If commercial-scale power-to-gas systems catch on, SoCalGas officials said natural gas utilities across North America theoretically could use their existing pipeline infrastructure as essentially a large, cost-effective "battery" to store and deliver clean, renewable energy on demand.
For NREL, the demonstration projects are a natural fit, offering a way to store excess photovoltaic and wind power supplies that otherwise would be lost. "As we reach high levels of renewable energy on the grid, storing the electricity generated by solar and other variable energy sources will help unlock greater use of these renewable resources in the United States," said Martha Symko-Davies, NREL director of partnerships for energy systems integration.

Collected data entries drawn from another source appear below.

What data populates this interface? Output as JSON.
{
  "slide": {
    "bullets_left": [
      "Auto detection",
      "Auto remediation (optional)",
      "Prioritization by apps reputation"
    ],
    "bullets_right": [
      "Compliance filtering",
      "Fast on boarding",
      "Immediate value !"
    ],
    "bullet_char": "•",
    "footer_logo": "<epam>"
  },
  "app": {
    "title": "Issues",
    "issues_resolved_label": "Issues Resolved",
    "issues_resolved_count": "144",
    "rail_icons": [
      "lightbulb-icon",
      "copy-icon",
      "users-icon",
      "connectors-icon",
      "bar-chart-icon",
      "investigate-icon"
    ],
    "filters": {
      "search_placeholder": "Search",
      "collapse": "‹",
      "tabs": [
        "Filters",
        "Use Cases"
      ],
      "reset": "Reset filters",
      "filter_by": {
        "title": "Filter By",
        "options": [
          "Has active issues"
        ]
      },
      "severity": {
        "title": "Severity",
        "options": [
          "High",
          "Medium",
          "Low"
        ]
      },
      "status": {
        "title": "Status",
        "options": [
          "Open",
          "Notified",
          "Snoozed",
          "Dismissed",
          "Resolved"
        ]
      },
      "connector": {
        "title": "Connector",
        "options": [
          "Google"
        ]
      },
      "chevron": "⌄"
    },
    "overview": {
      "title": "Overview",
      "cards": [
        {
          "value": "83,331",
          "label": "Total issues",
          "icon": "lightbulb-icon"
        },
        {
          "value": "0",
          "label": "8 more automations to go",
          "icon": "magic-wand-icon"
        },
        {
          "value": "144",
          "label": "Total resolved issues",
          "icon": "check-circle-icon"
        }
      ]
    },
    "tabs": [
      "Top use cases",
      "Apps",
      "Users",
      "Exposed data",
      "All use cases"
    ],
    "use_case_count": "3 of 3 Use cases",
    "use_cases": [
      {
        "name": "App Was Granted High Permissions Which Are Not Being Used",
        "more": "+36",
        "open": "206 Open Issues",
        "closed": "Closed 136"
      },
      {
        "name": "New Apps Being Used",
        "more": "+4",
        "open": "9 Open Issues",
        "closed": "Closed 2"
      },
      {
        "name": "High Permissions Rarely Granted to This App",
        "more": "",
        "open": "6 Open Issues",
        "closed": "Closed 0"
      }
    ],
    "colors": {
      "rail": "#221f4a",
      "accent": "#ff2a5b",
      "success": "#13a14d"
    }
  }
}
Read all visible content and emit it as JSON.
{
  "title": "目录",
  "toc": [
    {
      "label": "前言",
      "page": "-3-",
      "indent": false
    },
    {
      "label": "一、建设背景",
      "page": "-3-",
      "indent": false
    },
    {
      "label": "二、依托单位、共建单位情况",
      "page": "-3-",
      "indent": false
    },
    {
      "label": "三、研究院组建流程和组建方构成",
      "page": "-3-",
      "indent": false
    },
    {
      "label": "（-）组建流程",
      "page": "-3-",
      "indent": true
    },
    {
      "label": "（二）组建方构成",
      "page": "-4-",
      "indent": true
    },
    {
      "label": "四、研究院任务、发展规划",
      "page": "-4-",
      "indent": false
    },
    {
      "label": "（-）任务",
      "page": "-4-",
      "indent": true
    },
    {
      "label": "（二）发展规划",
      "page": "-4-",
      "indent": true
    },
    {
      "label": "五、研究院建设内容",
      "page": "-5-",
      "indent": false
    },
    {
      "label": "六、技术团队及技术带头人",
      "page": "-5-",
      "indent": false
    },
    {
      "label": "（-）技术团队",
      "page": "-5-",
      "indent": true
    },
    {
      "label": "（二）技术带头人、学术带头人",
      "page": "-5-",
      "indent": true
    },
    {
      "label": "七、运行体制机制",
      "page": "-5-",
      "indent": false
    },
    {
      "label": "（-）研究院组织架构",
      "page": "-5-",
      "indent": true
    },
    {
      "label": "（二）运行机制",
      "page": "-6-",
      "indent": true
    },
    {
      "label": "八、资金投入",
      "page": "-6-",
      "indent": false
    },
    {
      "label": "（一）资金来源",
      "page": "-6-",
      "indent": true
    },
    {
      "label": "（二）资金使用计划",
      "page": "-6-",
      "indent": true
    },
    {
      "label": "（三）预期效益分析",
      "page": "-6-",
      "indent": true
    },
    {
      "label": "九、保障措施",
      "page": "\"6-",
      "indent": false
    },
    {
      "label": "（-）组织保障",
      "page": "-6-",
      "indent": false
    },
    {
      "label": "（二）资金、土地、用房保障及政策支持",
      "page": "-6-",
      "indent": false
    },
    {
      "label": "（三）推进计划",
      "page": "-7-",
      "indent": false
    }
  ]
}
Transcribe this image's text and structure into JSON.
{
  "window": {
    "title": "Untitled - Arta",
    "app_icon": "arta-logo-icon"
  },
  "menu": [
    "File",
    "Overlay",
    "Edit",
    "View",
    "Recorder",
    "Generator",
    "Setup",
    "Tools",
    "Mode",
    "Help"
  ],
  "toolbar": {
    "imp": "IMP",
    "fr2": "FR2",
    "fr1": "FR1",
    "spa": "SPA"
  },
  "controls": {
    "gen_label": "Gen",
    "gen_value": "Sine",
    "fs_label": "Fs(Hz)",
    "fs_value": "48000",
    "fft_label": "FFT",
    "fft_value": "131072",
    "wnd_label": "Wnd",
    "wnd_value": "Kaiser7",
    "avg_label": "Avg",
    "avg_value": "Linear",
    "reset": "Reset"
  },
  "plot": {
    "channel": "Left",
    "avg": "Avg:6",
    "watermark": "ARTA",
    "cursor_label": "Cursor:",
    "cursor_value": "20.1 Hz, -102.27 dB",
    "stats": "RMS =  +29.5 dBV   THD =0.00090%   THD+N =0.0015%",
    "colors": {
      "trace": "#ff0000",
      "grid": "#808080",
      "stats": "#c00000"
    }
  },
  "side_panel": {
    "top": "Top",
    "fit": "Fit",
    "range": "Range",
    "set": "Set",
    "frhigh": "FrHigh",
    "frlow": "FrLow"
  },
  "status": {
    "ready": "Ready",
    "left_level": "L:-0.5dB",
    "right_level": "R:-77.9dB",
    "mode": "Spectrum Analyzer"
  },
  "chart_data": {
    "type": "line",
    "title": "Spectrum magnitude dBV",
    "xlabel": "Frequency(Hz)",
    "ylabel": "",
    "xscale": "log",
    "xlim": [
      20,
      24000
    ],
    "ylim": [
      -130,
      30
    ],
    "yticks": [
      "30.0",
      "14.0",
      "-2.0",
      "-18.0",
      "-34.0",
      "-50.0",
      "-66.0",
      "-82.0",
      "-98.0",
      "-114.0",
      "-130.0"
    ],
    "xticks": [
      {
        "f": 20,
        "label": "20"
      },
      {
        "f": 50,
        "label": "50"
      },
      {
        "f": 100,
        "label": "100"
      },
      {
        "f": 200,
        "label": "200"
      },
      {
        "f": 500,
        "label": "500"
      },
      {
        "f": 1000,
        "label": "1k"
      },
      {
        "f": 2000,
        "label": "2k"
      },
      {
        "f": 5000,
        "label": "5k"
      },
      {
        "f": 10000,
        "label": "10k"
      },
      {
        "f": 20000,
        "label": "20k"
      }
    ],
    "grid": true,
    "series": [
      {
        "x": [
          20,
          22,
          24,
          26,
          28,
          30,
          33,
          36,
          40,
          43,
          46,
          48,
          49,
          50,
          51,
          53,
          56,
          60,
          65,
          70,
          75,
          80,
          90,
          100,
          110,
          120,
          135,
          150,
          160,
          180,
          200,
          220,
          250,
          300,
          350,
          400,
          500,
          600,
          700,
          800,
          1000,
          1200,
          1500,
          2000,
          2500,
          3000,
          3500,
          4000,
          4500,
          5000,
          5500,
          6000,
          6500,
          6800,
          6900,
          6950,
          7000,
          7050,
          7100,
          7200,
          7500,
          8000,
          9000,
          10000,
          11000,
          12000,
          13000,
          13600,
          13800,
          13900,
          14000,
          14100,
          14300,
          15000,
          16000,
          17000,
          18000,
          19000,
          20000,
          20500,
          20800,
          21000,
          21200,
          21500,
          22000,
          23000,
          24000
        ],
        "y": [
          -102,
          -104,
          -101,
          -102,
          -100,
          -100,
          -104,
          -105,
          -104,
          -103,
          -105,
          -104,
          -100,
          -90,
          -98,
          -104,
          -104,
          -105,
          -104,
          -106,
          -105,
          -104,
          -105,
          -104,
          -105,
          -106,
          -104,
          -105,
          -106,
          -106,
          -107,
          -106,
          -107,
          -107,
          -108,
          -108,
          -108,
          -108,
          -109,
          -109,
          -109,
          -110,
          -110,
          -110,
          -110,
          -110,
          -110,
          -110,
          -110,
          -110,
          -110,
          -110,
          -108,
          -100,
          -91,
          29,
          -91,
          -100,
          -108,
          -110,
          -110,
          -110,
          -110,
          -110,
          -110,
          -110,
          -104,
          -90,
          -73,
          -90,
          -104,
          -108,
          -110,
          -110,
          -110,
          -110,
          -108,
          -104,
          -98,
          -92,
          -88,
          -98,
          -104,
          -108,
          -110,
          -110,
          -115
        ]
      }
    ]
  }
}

To date, the emphasis has been on developing larger and more cost-effective batteries to capture the renewable output more fully, but the battery option remains expensive. Power-to-gas offers longer-term storage capacity and is a cost-effective alternative using the existing natural gas infrastructure, the project backers contend.
"With the extensive storage capacity of natural gas infrastructure, this project will provide important validation of the technical and economic feasibility," said Scott Samuelsen, NRCRC director at the University of California, Irvine.
SoCalGas' power/gas project is expected to provide valuable data on the dynamics of hydrogen production in a system flush with renewable electricity, a company spokesperson said. The key is to determine the best ways to make hydrogen and then how best to get it on the grid, he said.